I hear in this account the story of a man who wants the same chance. His doubt is not a way of life, and he says so. The Greek could also be translated this way, “Until I see the mark of the nails in his hands. Until I put my hand in his side. Until I do these things, Thomas says, I will not believe. Thomas’ doubt is not one of “never,” it is one of “not yet.” Thomas wants to experience the risen Jesus.
Thomas dares to demand more of the Lord than just the rumor of his resurrection. He is a man of unrealized faith. Thomas doesn’t want a second-hand faith. If faith is based in relationship, I hear in Thomas’ doubt the cry of one who has found himself isolated, left out. He was one of the twelve, this group of men with such an intimate relationship with Jesus. He had seen the miracles. Thomas had been at the Last Supper. Jesus has washed his feet. Because of that relationship and those experiences, Thomas is demanding more.
Thomas’ demand is not hopeless, it is full of expectation. Thomas has not shut his eyes to the truth. Instead, Thomas is in the dark with his eyes wide open.
Then we hear of this encounter with Jesus. The Gospel reports, “Thomas was with them.” I bet he was! He wasn’t going to miss another chance to experience the risen Lord. Jesus wishes them all peace, but to Thomas he says, “Touch me.”

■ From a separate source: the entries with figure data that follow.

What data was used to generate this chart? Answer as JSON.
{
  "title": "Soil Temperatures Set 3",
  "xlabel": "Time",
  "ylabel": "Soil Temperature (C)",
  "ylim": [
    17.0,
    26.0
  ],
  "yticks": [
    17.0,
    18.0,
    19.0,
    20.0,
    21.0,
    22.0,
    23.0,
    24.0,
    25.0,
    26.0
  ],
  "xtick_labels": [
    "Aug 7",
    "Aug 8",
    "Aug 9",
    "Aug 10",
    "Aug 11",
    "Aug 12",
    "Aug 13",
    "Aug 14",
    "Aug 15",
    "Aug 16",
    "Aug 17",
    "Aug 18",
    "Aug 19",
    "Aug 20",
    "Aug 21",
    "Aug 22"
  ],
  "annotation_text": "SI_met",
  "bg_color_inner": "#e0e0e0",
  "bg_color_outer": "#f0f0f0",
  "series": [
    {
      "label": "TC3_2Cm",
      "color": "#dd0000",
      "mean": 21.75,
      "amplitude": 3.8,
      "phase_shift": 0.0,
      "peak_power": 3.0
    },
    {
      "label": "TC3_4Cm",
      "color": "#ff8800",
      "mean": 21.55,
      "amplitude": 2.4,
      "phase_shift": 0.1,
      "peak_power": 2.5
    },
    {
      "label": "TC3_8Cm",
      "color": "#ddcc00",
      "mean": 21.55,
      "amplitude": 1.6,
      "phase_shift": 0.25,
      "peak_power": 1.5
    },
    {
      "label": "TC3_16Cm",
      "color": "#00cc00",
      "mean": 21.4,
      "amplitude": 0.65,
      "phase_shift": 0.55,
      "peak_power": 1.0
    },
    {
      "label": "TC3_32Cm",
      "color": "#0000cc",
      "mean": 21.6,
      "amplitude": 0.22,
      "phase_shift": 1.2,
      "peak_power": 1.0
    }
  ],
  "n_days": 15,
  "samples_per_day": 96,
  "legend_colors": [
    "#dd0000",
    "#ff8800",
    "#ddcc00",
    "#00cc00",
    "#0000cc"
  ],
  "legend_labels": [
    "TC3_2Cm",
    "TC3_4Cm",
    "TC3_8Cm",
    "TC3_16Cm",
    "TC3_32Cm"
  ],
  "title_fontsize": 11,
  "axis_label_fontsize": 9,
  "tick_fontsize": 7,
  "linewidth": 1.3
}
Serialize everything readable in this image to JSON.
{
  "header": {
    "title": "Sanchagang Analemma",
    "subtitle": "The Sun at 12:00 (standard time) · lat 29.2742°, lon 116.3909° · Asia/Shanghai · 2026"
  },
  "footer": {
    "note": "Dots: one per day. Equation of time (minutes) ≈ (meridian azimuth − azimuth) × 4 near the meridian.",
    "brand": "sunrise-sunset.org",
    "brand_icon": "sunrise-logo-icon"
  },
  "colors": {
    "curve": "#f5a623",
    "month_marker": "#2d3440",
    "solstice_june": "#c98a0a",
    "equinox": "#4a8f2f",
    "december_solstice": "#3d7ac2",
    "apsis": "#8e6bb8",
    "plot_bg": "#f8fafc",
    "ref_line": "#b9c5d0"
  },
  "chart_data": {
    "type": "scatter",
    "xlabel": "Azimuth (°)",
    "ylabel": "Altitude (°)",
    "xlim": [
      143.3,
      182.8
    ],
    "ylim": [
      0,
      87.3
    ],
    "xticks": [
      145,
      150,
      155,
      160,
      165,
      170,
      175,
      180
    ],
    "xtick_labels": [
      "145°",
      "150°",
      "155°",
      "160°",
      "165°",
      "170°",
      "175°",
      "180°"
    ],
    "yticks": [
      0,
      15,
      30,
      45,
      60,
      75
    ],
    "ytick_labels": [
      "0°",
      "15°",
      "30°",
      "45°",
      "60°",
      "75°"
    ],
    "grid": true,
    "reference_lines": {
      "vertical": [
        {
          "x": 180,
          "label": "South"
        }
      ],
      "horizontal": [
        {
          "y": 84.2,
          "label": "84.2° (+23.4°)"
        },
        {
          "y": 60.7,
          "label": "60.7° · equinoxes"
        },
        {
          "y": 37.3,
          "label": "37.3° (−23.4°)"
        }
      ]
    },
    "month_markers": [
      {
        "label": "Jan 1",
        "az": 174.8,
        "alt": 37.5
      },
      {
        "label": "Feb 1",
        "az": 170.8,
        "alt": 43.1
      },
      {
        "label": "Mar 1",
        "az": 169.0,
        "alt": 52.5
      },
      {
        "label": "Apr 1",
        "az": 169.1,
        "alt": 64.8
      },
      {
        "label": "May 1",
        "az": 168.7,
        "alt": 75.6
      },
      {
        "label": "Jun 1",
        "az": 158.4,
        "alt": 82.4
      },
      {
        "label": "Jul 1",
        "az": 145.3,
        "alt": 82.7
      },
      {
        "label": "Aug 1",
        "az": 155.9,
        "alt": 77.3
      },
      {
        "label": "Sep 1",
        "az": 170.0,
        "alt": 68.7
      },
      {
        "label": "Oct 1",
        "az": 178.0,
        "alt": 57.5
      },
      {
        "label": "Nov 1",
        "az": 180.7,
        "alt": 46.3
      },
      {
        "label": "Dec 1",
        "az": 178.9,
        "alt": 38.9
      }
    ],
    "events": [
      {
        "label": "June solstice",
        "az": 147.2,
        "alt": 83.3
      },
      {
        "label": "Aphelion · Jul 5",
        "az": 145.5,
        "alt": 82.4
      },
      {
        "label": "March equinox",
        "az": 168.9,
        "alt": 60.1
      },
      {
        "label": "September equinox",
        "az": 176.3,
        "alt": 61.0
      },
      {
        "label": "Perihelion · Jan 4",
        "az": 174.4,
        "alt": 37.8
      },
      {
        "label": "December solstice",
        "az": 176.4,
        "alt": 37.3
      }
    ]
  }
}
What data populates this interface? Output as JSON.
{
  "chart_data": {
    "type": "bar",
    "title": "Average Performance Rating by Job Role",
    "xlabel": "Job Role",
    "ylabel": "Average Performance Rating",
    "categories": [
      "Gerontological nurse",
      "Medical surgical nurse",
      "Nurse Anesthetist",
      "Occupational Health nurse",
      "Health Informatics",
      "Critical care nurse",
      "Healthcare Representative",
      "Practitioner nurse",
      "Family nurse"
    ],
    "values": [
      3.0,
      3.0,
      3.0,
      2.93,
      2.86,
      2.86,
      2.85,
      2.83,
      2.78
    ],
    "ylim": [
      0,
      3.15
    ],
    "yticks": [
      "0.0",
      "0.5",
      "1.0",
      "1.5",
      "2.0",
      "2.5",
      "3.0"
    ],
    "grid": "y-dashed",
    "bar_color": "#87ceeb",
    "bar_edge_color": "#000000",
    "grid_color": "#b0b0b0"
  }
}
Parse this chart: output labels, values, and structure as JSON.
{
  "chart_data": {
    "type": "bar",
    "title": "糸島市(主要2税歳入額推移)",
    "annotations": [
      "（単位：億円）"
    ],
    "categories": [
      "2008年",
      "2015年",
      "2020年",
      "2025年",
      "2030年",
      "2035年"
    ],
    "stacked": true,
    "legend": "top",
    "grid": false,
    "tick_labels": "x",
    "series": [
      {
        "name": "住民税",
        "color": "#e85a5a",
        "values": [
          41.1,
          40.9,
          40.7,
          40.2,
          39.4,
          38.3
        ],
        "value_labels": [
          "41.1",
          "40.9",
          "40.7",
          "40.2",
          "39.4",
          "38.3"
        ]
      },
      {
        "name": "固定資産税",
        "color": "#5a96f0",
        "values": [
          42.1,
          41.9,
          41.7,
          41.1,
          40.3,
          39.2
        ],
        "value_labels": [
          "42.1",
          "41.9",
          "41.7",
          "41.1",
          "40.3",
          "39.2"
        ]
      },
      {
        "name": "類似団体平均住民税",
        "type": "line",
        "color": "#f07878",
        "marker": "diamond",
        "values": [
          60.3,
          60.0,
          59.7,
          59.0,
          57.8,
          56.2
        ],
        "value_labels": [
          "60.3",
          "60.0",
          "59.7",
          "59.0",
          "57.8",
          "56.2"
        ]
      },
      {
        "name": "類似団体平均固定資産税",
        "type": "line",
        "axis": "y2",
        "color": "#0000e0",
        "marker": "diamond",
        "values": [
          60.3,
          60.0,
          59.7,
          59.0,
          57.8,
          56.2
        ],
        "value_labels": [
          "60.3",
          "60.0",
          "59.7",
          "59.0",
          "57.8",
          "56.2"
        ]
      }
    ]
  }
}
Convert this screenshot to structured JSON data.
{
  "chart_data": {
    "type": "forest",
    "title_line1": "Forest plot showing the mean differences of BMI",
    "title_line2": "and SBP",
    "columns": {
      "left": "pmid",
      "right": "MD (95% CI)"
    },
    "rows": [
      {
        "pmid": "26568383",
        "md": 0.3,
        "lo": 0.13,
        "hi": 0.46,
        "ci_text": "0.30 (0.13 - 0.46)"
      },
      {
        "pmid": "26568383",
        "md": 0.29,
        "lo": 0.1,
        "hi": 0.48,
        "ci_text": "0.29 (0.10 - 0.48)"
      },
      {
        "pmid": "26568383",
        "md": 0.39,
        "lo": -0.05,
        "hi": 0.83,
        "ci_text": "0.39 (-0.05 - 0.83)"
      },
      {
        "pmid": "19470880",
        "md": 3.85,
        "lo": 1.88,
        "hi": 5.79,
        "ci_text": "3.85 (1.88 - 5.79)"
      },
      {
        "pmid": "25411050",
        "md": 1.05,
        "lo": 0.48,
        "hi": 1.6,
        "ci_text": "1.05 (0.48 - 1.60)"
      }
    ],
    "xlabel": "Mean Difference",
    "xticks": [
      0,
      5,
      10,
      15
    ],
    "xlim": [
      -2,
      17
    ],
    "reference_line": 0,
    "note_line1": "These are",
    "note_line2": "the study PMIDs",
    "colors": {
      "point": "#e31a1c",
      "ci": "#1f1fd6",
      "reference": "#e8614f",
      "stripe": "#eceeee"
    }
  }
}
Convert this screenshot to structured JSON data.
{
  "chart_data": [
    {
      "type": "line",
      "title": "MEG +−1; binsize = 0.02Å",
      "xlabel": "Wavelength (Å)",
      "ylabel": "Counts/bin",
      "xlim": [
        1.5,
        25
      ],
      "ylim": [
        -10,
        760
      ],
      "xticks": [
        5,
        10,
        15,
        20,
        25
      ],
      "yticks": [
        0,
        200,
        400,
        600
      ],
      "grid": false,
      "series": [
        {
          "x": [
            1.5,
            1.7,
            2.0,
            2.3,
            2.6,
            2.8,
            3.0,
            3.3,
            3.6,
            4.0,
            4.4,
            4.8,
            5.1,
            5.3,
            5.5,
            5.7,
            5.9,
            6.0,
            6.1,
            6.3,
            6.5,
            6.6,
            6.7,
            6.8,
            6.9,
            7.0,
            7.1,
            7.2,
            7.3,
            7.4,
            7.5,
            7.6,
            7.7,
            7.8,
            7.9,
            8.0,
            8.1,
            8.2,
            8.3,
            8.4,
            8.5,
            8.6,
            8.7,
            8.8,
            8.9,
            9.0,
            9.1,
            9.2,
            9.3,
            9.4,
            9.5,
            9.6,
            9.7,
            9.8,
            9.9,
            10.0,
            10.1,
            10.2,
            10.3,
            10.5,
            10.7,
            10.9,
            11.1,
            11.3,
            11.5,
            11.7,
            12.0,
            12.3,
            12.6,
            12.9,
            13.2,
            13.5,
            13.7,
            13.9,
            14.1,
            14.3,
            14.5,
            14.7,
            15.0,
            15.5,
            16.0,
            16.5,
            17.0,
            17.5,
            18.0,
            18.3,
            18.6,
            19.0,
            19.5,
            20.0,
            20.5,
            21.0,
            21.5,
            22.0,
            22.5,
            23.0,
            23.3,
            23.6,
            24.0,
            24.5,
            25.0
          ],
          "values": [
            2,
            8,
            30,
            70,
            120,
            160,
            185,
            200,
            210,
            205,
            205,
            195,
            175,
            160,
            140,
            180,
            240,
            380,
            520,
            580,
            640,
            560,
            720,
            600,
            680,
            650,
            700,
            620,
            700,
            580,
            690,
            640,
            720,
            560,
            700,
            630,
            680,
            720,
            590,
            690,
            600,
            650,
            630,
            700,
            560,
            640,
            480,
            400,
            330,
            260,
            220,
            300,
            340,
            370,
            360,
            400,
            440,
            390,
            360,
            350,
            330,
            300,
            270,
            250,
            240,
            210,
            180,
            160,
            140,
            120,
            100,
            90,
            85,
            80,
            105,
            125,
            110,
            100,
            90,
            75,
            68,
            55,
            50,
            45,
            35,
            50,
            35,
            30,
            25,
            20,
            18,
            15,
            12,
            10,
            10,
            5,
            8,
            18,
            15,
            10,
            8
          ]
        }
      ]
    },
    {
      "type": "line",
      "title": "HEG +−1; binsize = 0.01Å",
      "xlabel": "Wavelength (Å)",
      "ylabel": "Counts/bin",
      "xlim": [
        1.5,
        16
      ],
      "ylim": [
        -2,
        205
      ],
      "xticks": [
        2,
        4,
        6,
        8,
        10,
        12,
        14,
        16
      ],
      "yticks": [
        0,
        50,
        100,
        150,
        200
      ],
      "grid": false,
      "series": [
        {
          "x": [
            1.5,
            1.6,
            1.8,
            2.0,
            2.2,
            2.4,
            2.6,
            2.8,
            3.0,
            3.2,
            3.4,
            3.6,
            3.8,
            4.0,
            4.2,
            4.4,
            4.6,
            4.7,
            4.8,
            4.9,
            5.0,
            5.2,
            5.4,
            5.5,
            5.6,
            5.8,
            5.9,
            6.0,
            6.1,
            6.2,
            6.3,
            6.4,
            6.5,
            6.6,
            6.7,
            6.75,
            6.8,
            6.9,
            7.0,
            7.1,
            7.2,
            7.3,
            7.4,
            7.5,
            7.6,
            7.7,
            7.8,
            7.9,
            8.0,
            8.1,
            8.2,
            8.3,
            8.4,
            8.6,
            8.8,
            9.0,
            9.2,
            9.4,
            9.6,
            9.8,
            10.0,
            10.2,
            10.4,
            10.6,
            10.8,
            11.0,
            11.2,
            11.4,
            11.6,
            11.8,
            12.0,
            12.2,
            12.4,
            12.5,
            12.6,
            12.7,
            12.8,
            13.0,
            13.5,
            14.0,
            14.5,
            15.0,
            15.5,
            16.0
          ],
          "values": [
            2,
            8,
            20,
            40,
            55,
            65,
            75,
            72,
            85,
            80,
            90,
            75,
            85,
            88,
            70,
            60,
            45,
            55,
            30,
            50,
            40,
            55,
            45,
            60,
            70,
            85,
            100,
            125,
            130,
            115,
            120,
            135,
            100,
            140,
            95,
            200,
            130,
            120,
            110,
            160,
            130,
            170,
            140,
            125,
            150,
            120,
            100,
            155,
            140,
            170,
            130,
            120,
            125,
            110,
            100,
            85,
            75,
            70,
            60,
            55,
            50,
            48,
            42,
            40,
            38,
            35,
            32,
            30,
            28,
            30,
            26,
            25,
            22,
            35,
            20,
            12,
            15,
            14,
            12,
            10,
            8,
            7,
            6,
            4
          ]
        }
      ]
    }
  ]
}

Now, just last week we heard something different from Jesus’ lips. He said to Mary Magdalene outside the tomb, “Don’t touch me.” But to Thomas, whose heart longed for this encounter, Jesus offered his body as tangible proof. I’m real Thomas! I’m alive!
Then Jesus speaks to us. Well, not us, per se, but that original audience who heard John’s accounts of the risen Christ. “Blessed are you who have not seen and yet believe.”
It is in that moment that we who identify with Thomas, we who so long to experience the risen Lord as tangibly as the disciples had, it is there that we findour place in the story. Jesus has not appeared to us or offered us hands-on proof, and yet our hunger for that experience drives us not to doubt but to faith.
Yesterday we celebrated the life of Sally Mackie. Her life was clearly one of faith, the kind of faith described in this reading from I Peter. Though she had not seen her savior, she loved him. And her faith moved her feet!
We all live in this paradoxical moment of the now and not yet, living by faith, not sight, and yet hoping for the day when we will see our savior, and with Thomas, hear those words we so long for from him, “Touch me!”
All we have are the rumors, “The Lord is Risen!” Our parents and those communities of believers that raised us have told us since our earliest days, “Jesus is not dead. He’s alive.” The question is left open for us — will we who have not seen yet believe? Let us live our lives then, with Thomas as our model, not in stubborn doubt, but in hopeful expectation, in hungry anticipation of meeting the risen Lord. Amen.